Fabergé silver table lighter, workmaster Julius Rappoport, St. Petersburg, Russia, 1904-1908
Silver, cotton (?) wick
15/16 x 3 3/8 x 5 1/8 in. (2.4 x 8.5 x 13 cm)
Inv. no. ab_0321
Fabergé workmaster Julius Rappoport (1850/51-1917) is particularly well known for his minutely detailed and stunningly lifelike silver studies of animals designed to impress as well as to carry out some practical function, usually as a lighter. As the photographs show, he has taken special care to work the entire surface so that if, or when, the lighter was picked up or turned upside down, the illusion was not interrupted by a smooth surface lacking detail.
He was born Isak Abramovich Rappoport in what is now Dotnuva, Lithuania.
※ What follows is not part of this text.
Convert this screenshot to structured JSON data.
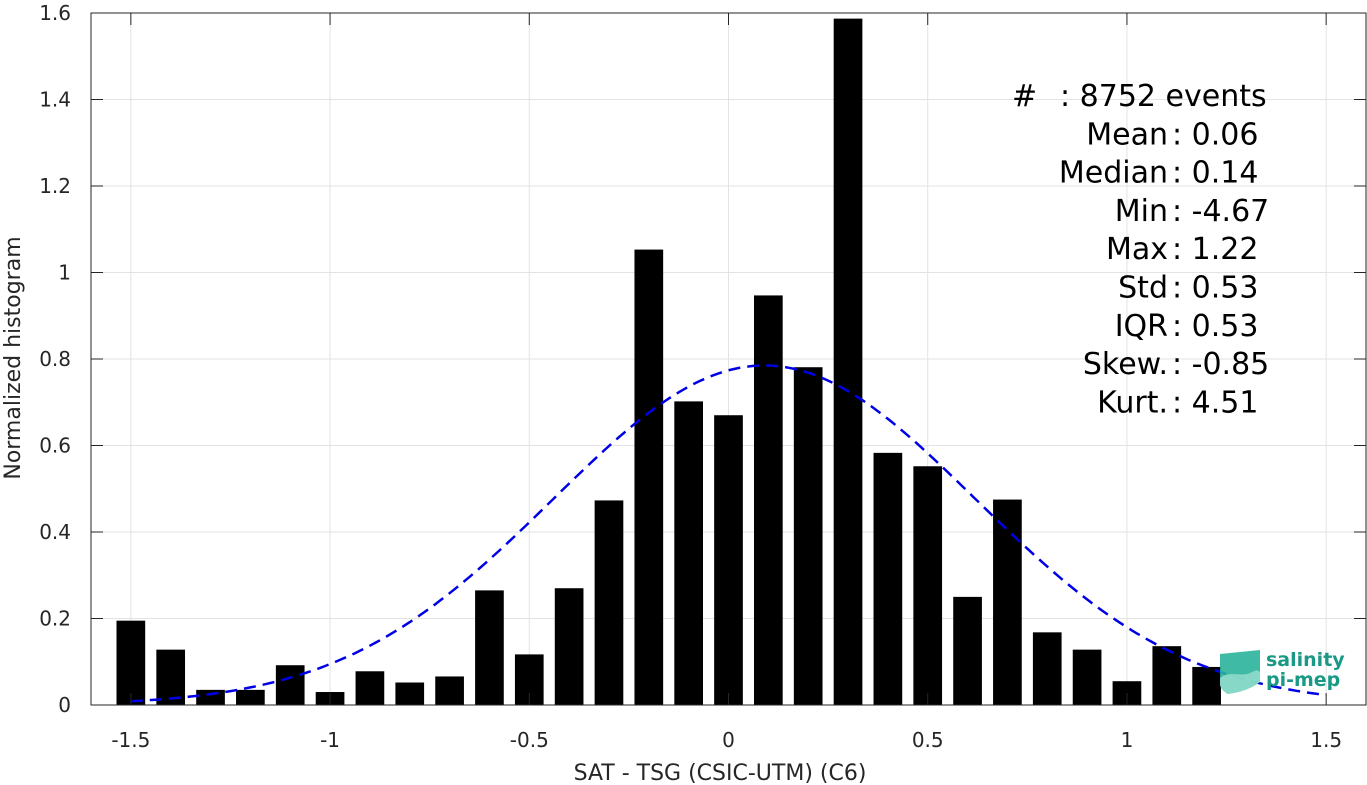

By 1883 he had opened his own silver workshop in St. Petersburg, where his talent caught the eye of Karl Fabergé. Rappoport was a gifted silversmith who also made fine dinner services, candelabra, and even rare examples of silver-mounted wood furniture. He became Fabergé’s chief silversmith and was called upon to produce the firm’s most important commissions, including silver dowry services for Grand Duchesses Ksenia and Olga Alexandrovna, daughters of Alexander III. In the early 1890s, Isak Rappoport converted to the German Evangelical Lutheran church, taking the new first name Julius Alexandrovich. Official anti-Semitism made it difficult, if not impossible, for a Jew to be included among Suppliers to the Imperial Court. The state officially encouraged conversion to Russian Orthodoxy. Rappoport’s choice to become Lutheran, still considered a “foreign” church inside Russia, seems to be a small gesture of protest against this system of discrimination.